The implication is clear: the most influential figures in Western science, including the men holding the purse strings and several leading virologists, stifled debate on the origins. Perhaps there are good reasons for the rapid changing of expert minds. But we can only guess at them when these people decline to offer convincing explanations, the state refuses to let us see their logic by redacting emails and there remains no firm evidence to support theories of natural transmission. These emails were also blacked out in the US. Yet now we hear hollow pontificating from some participants about the need for openness to enhance scientific debate.

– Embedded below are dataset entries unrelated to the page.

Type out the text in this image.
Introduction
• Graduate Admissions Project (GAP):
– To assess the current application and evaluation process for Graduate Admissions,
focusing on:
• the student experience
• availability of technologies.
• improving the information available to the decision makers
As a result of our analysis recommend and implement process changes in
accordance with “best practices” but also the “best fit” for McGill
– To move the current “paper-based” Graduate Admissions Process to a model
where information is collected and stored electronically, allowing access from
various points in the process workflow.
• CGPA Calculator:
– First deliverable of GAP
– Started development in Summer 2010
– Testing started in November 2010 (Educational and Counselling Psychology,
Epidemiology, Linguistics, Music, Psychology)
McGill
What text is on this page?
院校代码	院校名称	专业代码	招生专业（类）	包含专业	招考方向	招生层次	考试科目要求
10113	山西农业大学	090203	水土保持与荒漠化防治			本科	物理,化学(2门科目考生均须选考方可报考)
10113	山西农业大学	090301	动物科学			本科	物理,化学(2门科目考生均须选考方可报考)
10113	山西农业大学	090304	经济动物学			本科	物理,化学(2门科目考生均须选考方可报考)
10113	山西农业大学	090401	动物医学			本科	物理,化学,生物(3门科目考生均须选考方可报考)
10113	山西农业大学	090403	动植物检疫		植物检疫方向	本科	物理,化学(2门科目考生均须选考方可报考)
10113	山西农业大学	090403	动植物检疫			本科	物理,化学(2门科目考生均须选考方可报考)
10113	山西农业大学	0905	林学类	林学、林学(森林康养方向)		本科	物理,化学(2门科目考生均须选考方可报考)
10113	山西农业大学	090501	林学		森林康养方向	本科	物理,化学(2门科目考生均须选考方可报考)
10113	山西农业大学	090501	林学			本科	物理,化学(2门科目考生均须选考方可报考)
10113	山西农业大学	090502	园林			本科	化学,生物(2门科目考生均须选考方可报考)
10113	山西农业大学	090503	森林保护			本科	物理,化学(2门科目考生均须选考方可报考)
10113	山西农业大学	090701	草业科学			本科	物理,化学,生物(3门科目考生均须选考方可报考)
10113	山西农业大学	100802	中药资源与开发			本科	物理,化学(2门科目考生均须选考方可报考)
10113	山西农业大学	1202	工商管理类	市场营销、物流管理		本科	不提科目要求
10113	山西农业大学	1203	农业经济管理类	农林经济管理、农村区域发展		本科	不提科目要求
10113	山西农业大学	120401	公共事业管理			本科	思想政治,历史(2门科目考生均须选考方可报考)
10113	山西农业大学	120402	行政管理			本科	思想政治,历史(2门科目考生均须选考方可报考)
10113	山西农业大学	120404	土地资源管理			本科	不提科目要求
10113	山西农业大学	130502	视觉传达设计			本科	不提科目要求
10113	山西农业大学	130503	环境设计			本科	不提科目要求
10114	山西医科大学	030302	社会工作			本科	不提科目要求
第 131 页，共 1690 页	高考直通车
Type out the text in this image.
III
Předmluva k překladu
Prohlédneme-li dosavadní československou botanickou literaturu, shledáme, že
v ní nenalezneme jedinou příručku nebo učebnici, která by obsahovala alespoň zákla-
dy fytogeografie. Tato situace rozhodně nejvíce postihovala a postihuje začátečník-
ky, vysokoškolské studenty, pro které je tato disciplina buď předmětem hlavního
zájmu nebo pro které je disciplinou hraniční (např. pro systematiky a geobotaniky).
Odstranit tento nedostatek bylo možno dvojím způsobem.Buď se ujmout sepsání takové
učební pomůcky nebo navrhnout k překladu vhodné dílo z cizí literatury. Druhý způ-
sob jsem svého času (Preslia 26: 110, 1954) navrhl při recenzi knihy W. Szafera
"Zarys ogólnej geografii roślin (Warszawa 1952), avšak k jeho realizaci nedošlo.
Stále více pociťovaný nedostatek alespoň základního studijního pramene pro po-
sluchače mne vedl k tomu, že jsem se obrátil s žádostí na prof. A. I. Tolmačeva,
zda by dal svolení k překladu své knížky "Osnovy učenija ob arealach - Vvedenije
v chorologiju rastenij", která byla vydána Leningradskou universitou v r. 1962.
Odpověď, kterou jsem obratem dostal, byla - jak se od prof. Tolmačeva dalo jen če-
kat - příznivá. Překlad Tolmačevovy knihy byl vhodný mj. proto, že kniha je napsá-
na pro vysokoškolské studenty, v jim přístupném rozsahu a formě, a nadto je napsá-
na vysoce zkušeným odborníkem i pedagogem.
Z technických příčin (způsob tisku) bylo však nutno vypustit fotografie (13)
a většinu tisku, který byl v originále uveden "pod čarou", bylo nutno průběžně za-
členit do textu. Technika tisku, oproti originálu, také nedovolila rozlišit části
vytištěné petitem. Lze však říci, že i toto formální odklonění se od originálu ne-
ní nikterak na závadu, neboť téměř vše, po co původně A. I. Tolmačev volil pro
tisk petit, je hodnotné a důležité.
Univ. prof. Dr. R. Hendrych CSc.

Meanwhile, the World Health Organisation keeps shooting itself in the foot. It kowtowed to China during the initial stages of the pandemic despite Beijing’s diabolical cover-up with disastrous consequences. Its belated first probe of the origins, controlled by China and even including Daszak, delivered a dire report that seemed dictated by the regime and sparked condemnation. Now it has set up a second, 26-strong team which  includes at least 10 figures compromised by past actions, blinkered statements or research ties.

Gilles Demaneuf, a member of the “Drastic” team of researchers that has done much to expose flaws in the establishment narrative, responded that “after the first WHO team ended up in a farce, the choice of some of these next members looks very much like a sick comedy”. Yet these issues could not be less funny; they are of profound importance. We need to know what caused this catastrophe to protect the planet from future pandemics. Clearly, we cannot trust the Chinese dictatorship. But we should be able to trust Western scientists. Sadly, these issues remain clouded in confusion – and risk undermining trust in science when it has never been more crucial.